Leading during a time of uncertainty and change

People react to crises differently. Some believe you have to hunker down because there’s enough going on. To me, crises are the perfect time to make change, and even accelerate some of those changes. I came in with a vision to innovate and expand access, and the COVID-19 pandemic hasn’t changed that.

What I love about medical devices is the enormous capability to deliver a better way of healthcare to so many people across the world.
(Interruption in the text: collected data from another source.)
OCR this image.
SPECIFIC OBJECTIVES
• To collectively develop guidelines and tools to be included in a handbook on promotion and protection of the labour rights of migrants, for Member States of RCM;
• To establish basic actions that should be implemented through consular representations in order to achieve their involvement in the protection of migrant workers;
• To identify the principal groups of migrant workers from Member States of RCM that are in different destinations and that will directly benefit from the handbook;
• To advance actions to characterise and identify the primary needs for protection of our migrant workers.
It is this combination, this amalgam, of man, machine, and software coming together to deliver a capability.

I’ve had the opportunity to manage a lot of turnarounds and also some crises. I was brought in to be a peacetime CEO with some change management, but I had to become a wartime CEO. One unique aspect of leading during the current crisis is that I have nothing else to worry about. I don’t have monitors to sell, or diagnostic-imaging equipment, or pharmaceuticals, or anything else. I have only one thing to do, which is to take a singular focus on respiratory care.

The way you win in medical devices is by focus and innovation. I think about how we can make our products available to the hundreds of millions of people who need them but don’t have them. Healthcare disparities are tremendous in respiratory care. You still have to balance the need of the hour to what you believe you and your team can really deliver.